A critique of Papandreou’s ‘new politics’

When he became leader of the Panhellenic Socialist Movement (PASOK) party in January 2004, George Papandreou had a clear project in mind, if not a clear way of implementing it. He planned to transform the party from one ruled by political hacks, most holding cushy public sector jobs, into one of responsible, caring individuals who were bent on self-improvement and helping others and were not afraid to move with the times. This may sound too good to be true, or even naive, but it is something the current PASOK leader has believed in and advocated ever since the 1980s, when the party was dominated by his charismatic and cynically populist father, Andreas Papandreou.
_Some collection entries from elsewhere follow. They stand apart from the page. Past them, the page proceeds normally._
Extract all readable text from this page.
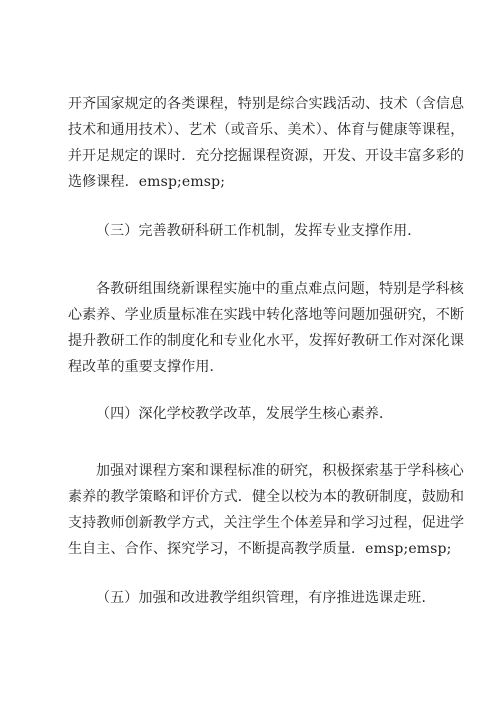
开齐国家规定的各类课程，特别是综合实践活动、技术（含信息
技术和通用技术）、艺术（或音乐、美术）、体育与健康等课程，
并开足规定的课时．充分挖掘课程资源，开发、开设丰富多彩的
选修课程．emsp;emsp;
（三）完善教研科研工作机制，发挥专业支撑作用．
各教研组围绕新课程实施中的重点难点问题，特别是学科核
心素养、学业质量标准在实践中转化落地等问题加强研究，不断
提升教研工作的制度化和专业化水平，发挥好教研工作对深化课
程改革的重要支撑作用．
（四）深化学校教学改革，发展学生核心素养．
加强对课程方案和课程标准的研究，积极探索基于学科核心
素养的教学策略和评价方式．健全以校为本的教研制度，鼓励和
支持教师创新教学方式，关注学生个体差异和学习过程，促进学
生自主、合作、探究学习，不断提高教学质量．emsp;emsp;
（五）加强和改进教学组织管理，有序推进选课走班．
Andreas Pantazopoulos, a political science professor at Thessaloniki University, provides the first detailed study and critique of the younger Papandreou’s project. The title, «With the Citizens Against the People: The New Era PASOK» (pub. Hestia, in Greek), is a dead giveaway of his viewpoint. Pantazopoulos says that by promoting the notion of responsible individuals within a civil society, Papandreou has given up the «politics of confrontation» for mere management of a society «increasingly fragmented, dominated by a hedonistic individualism, unable to identify, through organized collective action, the key elements of its collective interest, beyond (self-limiting) retreats into identity politics or the politics of subsidized, fanatical interest groups.» He thus seems, like many old-school leftists, to place civic action and the striving for individual self-realization at odds with collective action. His analysis is not as simplistic as that but, unfortunately, is often hidden behind layers of stilted prose and cliches, such as the observations that Greece’s economy is «ultra-liberal» or that any interaction between a political party and other social agents is suspect of «entangled interests.» It is a pity that what could have been an interesting analysis of the possibilities of political action becomes a lament on behalf of those with a phobic aversion to the new social and economic realities.